Actually, if it wasn't for grizzlies roaming about (which .45 always comes in handy as my wife's cousin would say), the tundra would be a nice place for picnics. It's why backpackers love to roam the trails of Denali National Park despite the wildlife dangers.

Now back home, I would like to congratulate Grady Radabaugh on being named new head wrestling coach of Somerset High School's. Father and son will square off Dec. 9 in Somerset. Jack Radabaugh says he's very excited for Grady's new opportunity and for the chance he has to coach against him in the dual meet.

Paul Churchill will be coaching hoops again as Plum City has hired him as the new boys' basketball hetman.

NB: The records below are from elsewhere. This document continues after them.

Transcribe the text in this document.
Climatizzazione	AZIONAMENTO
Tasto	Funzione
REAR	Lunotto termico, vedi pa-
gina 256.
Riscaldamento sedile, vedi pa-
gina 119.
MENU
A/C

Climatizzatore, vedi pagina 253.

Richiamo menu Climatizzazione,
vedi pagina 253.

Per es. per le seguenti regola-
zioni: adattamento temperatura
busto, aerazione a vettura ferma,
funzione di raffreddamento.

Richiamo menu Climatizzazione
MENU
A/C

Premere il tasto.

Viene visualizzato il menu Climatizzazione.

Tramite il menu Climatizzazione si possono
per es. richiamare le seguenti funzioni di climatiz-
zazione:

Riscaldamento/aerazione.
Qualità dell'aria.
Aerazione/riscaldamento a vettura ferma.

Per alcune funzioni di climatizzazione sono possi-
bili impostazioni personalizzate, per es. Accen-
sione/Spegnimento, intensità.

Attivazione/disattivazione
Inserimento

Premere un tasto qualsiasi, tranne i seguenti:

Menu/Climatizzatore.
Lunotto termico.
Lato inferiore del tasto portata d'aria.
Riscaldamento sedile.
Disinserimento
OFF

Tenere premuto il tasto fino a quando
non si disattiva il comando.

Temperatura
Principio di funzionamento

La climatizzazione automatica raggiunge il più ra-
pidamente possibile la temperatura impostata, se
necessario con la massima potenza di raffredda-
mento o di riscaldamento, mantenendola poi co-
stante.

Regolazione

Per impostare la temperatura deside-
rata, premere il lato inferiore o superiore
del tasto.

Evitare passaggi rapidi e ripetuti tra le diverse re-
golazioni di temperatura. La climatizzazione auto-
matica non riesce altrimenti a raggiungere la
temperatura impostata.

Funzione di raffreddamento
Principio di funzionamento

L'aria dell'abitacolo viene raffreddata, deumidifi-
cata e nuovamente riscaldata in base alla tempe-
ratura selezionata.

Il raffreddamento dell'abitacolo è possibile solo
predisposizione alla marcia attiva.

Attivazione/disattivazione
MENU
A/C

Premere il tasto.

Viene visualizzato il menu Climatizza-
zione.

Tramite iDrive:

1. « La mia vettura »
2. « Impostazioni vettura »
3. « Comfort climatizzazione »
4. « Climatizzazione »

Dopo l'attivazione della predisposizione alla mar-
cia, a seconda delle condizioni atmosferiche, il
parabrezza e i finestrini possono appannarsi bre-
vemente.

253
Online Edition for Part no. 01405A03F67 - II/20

I don't like it that St. Croix Falls, St. Croix Central and Luck were forced out of the Middle Border Conference for girls golf. If the league doesn't have a full compliment of teams in a certain sport, there's no reason why adding a few "orphans" schools for different sports is a detriment to the MBC. In fact, it's been a big plus, especially in girls golf.

If you are interested, I've included a story link with a photo about New Richmond High School's new athletic facilities. With enrollment trends pushing NR's enrollment over 1,000 in a few years while Rice Lake's stagnates, I'm afraid there will be a switch between the Big Rivers and Middle Border in a few years, which means trips to Rice Lake in January for schools like Prescott and Ellsworth. But where else can Rice Lake go if not the MBC?

I had wonderful time off and got a lot accomplished but I'm glad to be back at home and back at work.